Re: [PATCH bpf-next 1/3] bpf: Introduce bpf_timer

Toke Høiland-Jørgensen <toke@xxxxxxxxxx> · Thu, 03 Jun 2021 00:21:05 +0200

Alexei Starovoitov <alexei.starovoitov@xxxxxxxxx> writes:

> On Thu, May 27, 2021 at 06:57:17PM +0200, Toke Høiland-Jørgensen wrote:
>> >     if (val) {
>> >         bpf_timer_init(&val->timer, timer_cb2, 0);
>> >         bpf_timer_start(&val->timer, 1000 /* call timer_cb2 in 1 msec */);
>> 
>> nit: there are 1M nanoseconds in a millisecond :)
>
> oops :)
>
>> >     }
>> > }
>> >
>> > This patch adds helper implementations that rely on hrtimers
>> > to call bpf functions as timers expire.
>> > The following patch adds necessary safety checks.
>> >
>> > Only programs with CAP_BPF are allowed to use bpf_timer.
>> >
>> > The amount of timers used by the program is constrained by
>> > the memcg recorded at map creation time.
>> >
>> > The bpf_timer_init() helper is receiving hidden 'map' and 'prog' arguments
>> > supplied by the verifier. The prog pointer is needed to do refcnting of bpf
>> > program to make sure that program doesn't get freed while timer is armed.
>> >
>> > Signed-off-by: Alexei Starovoitov <ast@xxxxxxxxxx>
>> 
>> Overall this LGTM, and I believe it will be usable for my intended use
>> case. One question:
>> 
>> With this, it will basically be possible to create a BPF daemon, won't
>> it? I.e., if a program includes a timer and the callback keeps re-arming
>> itself this will continue indefinitely even if userspace closes all refs
>> to maps and programs? Not saying this is a problem, just wanted to check
>> my understanding (i.e., that there's not some hidden requirement on
>> userspace keeping a ref open that I'm missing)...
>
> That is correct.
> Another option would be to auto-cancel the timer when the last reference
> to the prog drops. That may feel safer, since forever
> running bpf daemon is a certainly new concept.
> The main benefits of doing prog_refcnt++ from bpf_timer_start are ease
> of use and no surprises.
> Disappearing timer callback when prog unloads is outside of bpf prog control.
> For example the tracing bpf prog might collect some data and periodically
> flush it to user space. The prog would arm the timer and when callback
> is invoked it would send the data via ring buffer and start another
> data collection cycle.
> When the user space part of the service exits it doesn't have
> an ability to enforce the flush of the last chunk of data.
> It could do prog_run cmd that will call the timer callback,
> but it's racy.
> The solution to this problem could be __init and __fini
> sections that will be invoked when the prog is loaded
> and when the last refcnt drops.
> It's a complementary feature though.
> The prog_refcnt++ from bpf_timer_start combined with a prog
> explicitly doing bpf_timer_cancel from __fini
> would be the most flexible combination.
> This way the prog can choose to be a daemon or it can choose
> to cancel its timers and do data flushing when the last prog
> reference drops.
> The prog refcnt would be split (similar to uref). The __fini callback
> will be invoked when refcnt reaches zero, but all increments
> done by bpf_timer_start will be counted separately.
> The user space wouldn't need to do the prog_run command.
> It would detach the prog and close(prog_fd).
> That will trigger __fini callback that will cancel the timers
> and the prog will be fully unloaded.
> That would make bpf progs resemble kernel modules even more.

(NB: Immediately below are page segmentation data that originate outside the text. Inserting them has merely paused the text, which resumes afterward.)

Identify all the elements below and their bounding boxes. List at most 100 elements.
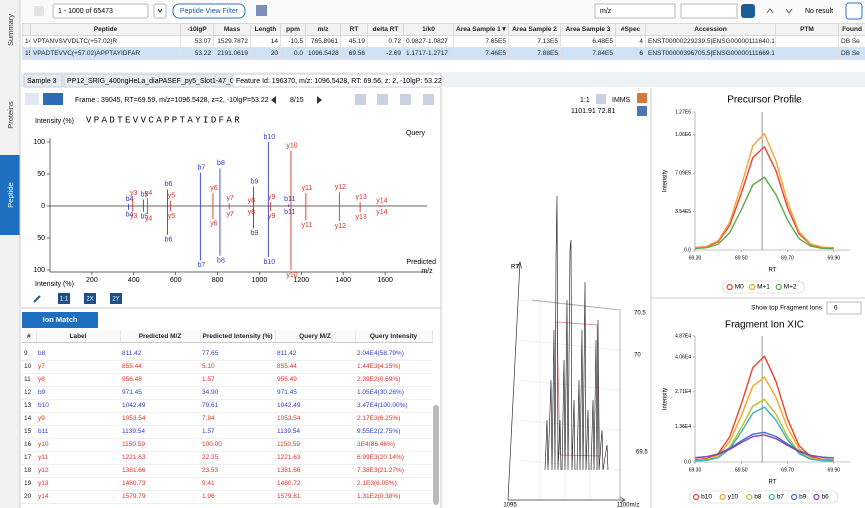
view-icon[interactable] <box>637 93 647 103</box>
column-header[interactable]: Found <box>838 23 865 36</box>
column-header[interactable]: Area Sample 3 <box>560 23 616 36</box>
bottom-label: Predicted <box>406 259 436 266</box>
ratio-button[interactable]: 1:1 <box>580 97 590 104</box>
column-header[interactable]: ppm <box>280 23 306 36</box>
x-tick-label: 1000 <box>252 277 268 284</box>
scrollbar[interactable] <box>433 405 439 505</box>
legend-label[interactable]: b8 <box>754 494 762 501</box>
column-header[interactable]: Predicted Intensity (%) <box>200 330 276 343</box>
column-header[interactable]: RT <box>340 23 368 36</box>
page-dropdown[interactable] <box>52 3 149 19</box>
column-header[interactable]: # <box>22 330 37 343</box>
table-row[interactable]: 12 b9 971.45 34.90 971.45 1.05E4(30.26%) <box>22 386 432 400</box>
table-row[interactable]: 15VPADTEVVC(+57.02)APPTAYIDFAR53.222191.… <box>22 47 865 60</box>
search-field-dropdown[interactable] <box>594 3 676 19</box>
top-ions-dropdown[interactable] <box>826 301 862 315</box>
column-header[interactable]: Accession <box>645 23 776 36</box>
table-row[interactable]: 11 y8 956.48 1.57 956.49 2.39E2(0.69%) <box>22 373 432 387</box>
table-row[interactable]: 15 b11 1139.54 1.57 1139.54 9.55E2(2.75%) <box>22 425 432 439</box>
table-row[interactable]: 16 y10 1150.59 100.00 1150.59 3E4(86.46%) <box>22 438 432 452</box>
table-cell: 1042.49 <box>120 399 200 413</box>
view-icon[interactable] <box>637 106 647 116</box>
y-tick-label: 0 <box>41 203 45 210</box>
spectrum-icon[interactable] <box>25 93 39 105</box>
table-cell: 1381.66 <box>275 464 355 478</box>
table-cell: 811.42 <box>275 347 355 361</box>
legend-label[interactable]: b10 <box>701 494 712 501</box>
column-header[interactable]: 1/k0 <box>403 23 454 36</box>
y-axis-label: Intensity <box>663 388 669 410</box>
next-button[interactable] <box>153 3 167 19</box>
legend-label[interactable]: M0 <box>735 284 744 291</box>
table-cell: 7.13E5 <box>508 35 561 48</box>
column-header[interactable]: Query M/Z <box>275 330 356 343</box>
peak-label: y10 <box>286 143 297 150</box>
x-tick-label: 69.70 <box>781 467 794 473</box>
y-tick-label: 7.09E5 <box>675 170 691 176</box>
sidebar-tab[interactable]: Proteins <box>6 101 15 129</box>
x-tick-label: 1600 <box>377 277 393 284</box>
table-row[interactable]: 9 b8 811.42 77.65 811.42 2.04E4(58.79%) <box>22 347 432 361</box>
column-header[interactable]: Label <box>36 330 121 343</box>
table-row[interactable]: 13 b10 1042.49 79.61 1042.49 3.47E4(100.00%) <box>22 399 432 413</box>
settings-icon[interactable] <box>256 5 267 16</box>
peak-label: b5 <box>141 191 149 198</box>
mirror-icon[interactable] <box>43 93 63 105</box>
legend-label[interactable]: y10 <box>728 494 739 501</box>
zoom-button[interactable] <box>84 293 96 304</box>
search-input[interactable] <box>680 3 738 19</box>
table-row[interactable]: 20 y14 1579.79 1.96 1579.81 1.31E2(0.38%) <box>22 490 432 504</box>
legend-label[interactable]: b9 <box>799 494 807 501</box>
table-cell: y13 <box>36 477 120 491</box>
peak-label: y3 <box>130 213 138 220</box>
peak-label: y13 <box>355 194 366 201</box>
table-row[interactable]: 19 y13 1480.73 9.41 1480.72 2.1E3(6.05%) <box>22 477 432 491</box>
next-frame[interactable] <box>317 96 322 104</box>
table-row[interactable]: 14 y9 1053.54 7.84 1053.54 2.17E3(6.25%) <box>22 412 432 426</box>
legend-label[interactable]: M+1 <box>757 284 770 291</box>
column-header[interactable]: Predicted M/Z <box>120 330 201 343</box>
feature-tab[interactable] <box>63 73 232 88</box>
tool-icon[interactable] <box>423 94 434 105</box>
row-number: 14 <box>22 35 31 48</box>
table-row[interactable]: 14VPTANVSVVDLTC(+57.02)R53.071529.787214… <box>22 35 865 48</box>
column-header[interactable]: -10lgP <box>180 23 214 36</box>
tool-icon[interactable] <box>377 94 388 105</box>
column-header[interactable]: Mass <box>213 23 251 36</box>
column-header[interactable]: PTM <box>775 23 839 36</box>
view-icon[interactable] <box>596 94 606 104</box>
table-cell: 19 <box>22 477 36 491</box>
column-header[interactable]: #Spec <box>615 23 646 36</box>
column-header[interactable]: Query Intensity <box>355 330 433 343</box>
table-row[interactable]: 18 y12 1381.66 23.53 1381.66 7.38E3(21.27%) <box>22 464 432 478</box>
legend-label[interactable]: M+2 <box>784 284 797 291</box>
column-header[interactable]: Peptide <box>30 23 181 36</box>
nav-arrows[interactable] <box>766 8 793 14</box>
column-header[interactable]: delta RT <box>367 23 404 36</box>
mode-label[interactable]: IMMS <box>612 97 631 104</box>
column-header[interactable]: Area Sample 2 <box>508 23 561 36</box>
filter-button[interactable] <box>172 3 246 19</box>
search-button[interactable] <box>741 4 755 18</box>
table-row[interactable]: 17 y11 1221.63 22.35 1221.63 6.99E3(20.14%) <box>22 451 432 465</box>
x-tick-label: 69.50 <box>735 467 748 473</box>
zoom-button[interactable] <box>110 293 122 304</box>
zoom-button[interactable] <box>58 293 70 304</box>
prev-button[interactable] <box>34 6 44 16</box>
legend-label[interactable]: b6 <box>822 494 830 501</box>
table-row[interactable]: 10 y7 855.44 5.10 855.44 1.44E3(4.15%) <box>22 360 432 374</box>
feature-tab[interactable] <box>23 73 63 88</box>
tool-icon[interactable] <box>355 94 366 105</box>
sidebar-tab[interactable]: Summary <box>6 14 15 46</box>
sidebar-tab[interactable]: Peptide <box>6 182 15 207</box>
tool-icon[interactable] <box>400 94 411 105</box>
legend-label[interactable]: b7 <box>777 494 785 501</box>
ion-match-tab[interactable]: Ion Match <box>43 315 78 324</box>
column-header[interactable]: m/z <box>305 23 341 36</box>
feature-tab[interactable] <box>232 73 442 88</box>
y-tick-label: 2.71E4 <box>675 389 691 395</box>
prev-frame[interactable] <box>271 96 276 104</box>
column-header[interactable]: Area Sample 1▼ <box>453 23 509 36</box>
export-button[interactable] <box>845 2 863 20</box>
column-header[interactable]: Length <box>250 23 281 36</box>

I like the idea of a "destructor" that will trigger on refcnt drop to
zero. And I do think a "bpf daemon" is potentially a useful, if novel,
concept.

The __fini thing kinda supposes a well-behaved program, though, right?
I.e., it would be fairly trivial to write a program that spins forever
by repeatedly scheduling the timer with a very short interval (whether
by malice or bugginess). So do we need a 'bpfkill' type utility to nuke
buggy programs, or how would resource constraints be enforced?

-Toke